現地の工場周辺で抗議行動を展開する住民たち
現地の工場周辺で抗議行動を展開する住民たち

 

  デンカによると、DPEは工場取得後、一貫して排出基準を順守した操業を続けている。EPAや州の規制当局からの照会にも対応、従業員や地域住民と情報共有してきたほか、2017年12月には排出低減装置を導入し、大幅な排出削減を達成した、と説明している。

 

 EPAはCRを「ヒトに対する発がん性を有する恐れが高い」有害物質に指定し、「許容可能な上限値」を1㎥当たり0.2μgとしている。住民たちは、DPEの工場周辺では、現在でもその何十倍もの量のCRが排出されている、と指摘している。また同地での発ガンリスクは全米平均の50倍以上になっているとしている。

 

 デンカ側は、DPEの主張としてNATAのデータは発がんリスクを過大評価しており、科学的根拠にも論争があると強調。

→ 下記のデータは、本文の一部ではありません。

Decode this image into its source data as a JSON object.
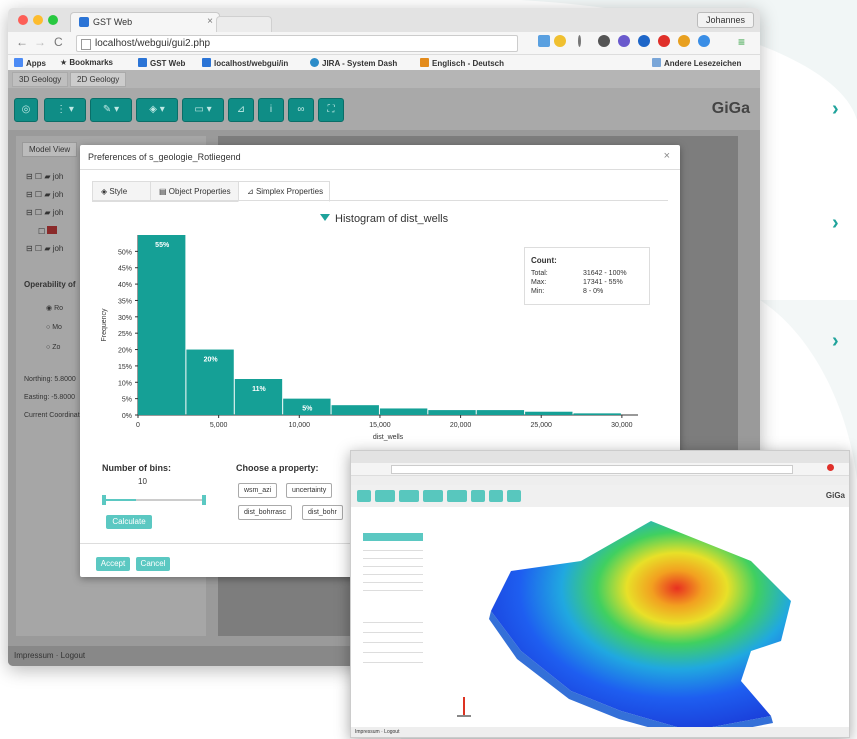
{
  "browser": {
    "tab_title": "GST Web",
    "user": "Johannes",
    "url": "localhost/webgui/gui2.php",
    "bookmarks": [
      "Apps",
      "Bookmarks",
      "GST Web",
      "localhost/webgui/in",
      "JIRA - System Dash",
      "Englisch - Deutsch",
      "Andere Lesezeichen"
    ]
  },
  "app": {
    "tabs": [
      "3D Geology",
      "2D Geology"
    ],
    "logo": "GiGa",
    "left_tab": "Model View",
    "tree_items": [
      "joh",
      "joh",
      "joh",
      "joh"
    ],
    "operability_label": "Operability of",
    "op_options": [
      "Ro",
      "Mo",
      "Zo"
    ],
    "northing": "Northing: 5.8000",
    "easting": "Easting: -5.8000",
    "current": "Current Coordinate",
    "status": "Impressum · Logout"
  },
  "modal": {
    "title": "Preferences of s_geologie_Rotliegend",
    "close": "×",
    "tabs": [
      "Style",
      "Object Properties",
      "Simplex Properties"
    ],
    "histogram_title": "Histogram of dist_wells",
    "count": {
      "heading": "Count:",
      "rows": [
        {
          "k": "Total:",
          "v": "31642 - 100%"
        },
        {
          "k": "Max:",
          "v": "17341 - 55%"
        },
        {
          "k": "Min:",
          "v": "8 - 0%"
        }
      ]
    },
    "bins_label": "Number of bins:",
    "bins_value": "10",
    "calculate": "Calculate",
    "property_label": "Choose a property:",
    "properties": [
      "wsm_azi",
      "uncertainty",
      "dist_bohrrasc",
      "dist_bohr"
    ],
    "accept": "Accept",
    "cancel": "Cancel"
  },
  "chart_data": {
    "type": "bar",
    "title": "Histogram of dist_wells",
    "xlabel": "dist_wells",
    "ylabel": "Frequency",
    "x_bin_starts": [
      0,
      3000,
      6000,
      9000,
      12000,
      15000,
      18000,
      21000,
      24000,
      27000
    ],
    "bin_width": 3000,
    "values": [
      55,
      20,
      11,
      5,
      3,
      2,
      1.5,
      1.5,
      1,
      0.5
    ],
    "data_labels": [
      "55%",
      "20%",
      "11%",
      "5%",
      "",
      "",
      "",
      "",
      "",
      ""
    ],
    "ylim": [
      0,
      55
    ],
    "yticks": [
      "0%",
      "5%",
      "10%",
      "15%",
      "20%",
      "25%",
      "30%",
      "35%",
      "40%",
      "45%",
      "50%"
    ],
    "xticks": [
      "0",
      "5,000",
      "10,000",
      "15,000",
      "20,000",
      "25,000",
      "30,000"
    ],
    "color": "#15a096"
  },
  "inset": {
    "logo": "GiGa",
    "status": "Impressum · Logout"
  }
}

同工場の従業員を含むCR製造工場の従業員を対象とした疫学調査(対象者:約1万2000人以上)では「一般人のがん死亡率より低く、CRの曝露量と発ガン性には相関性が見出せない」との結果が出ているなどとしている。DPEがEPAと共同でCRの毒性評価の見直し作業を進めている、とも述べた。

 

 しかし、住民らは、米NGOのUNHR(University Network of Human RIghts)による工場周辺500世帯以上を対象とした調査では、「ほとんど自然には起こりえない割合でがんが多発している」ことが検証されたとしている。工場のある隣町のリザーブ町もがん発症率が高く、住民らは「黒人街だから、大気が汚染されてもいいというのか?」「黒人だから、がんで死んでもいいというのか?」と反発、デンカの対応は、「環境レイシズム」にも相当すると批判している。

 

 デンカは、CRの生産で世界のトップシェアを持つ、そのうちDPEの生産能力は推定年5万㌧。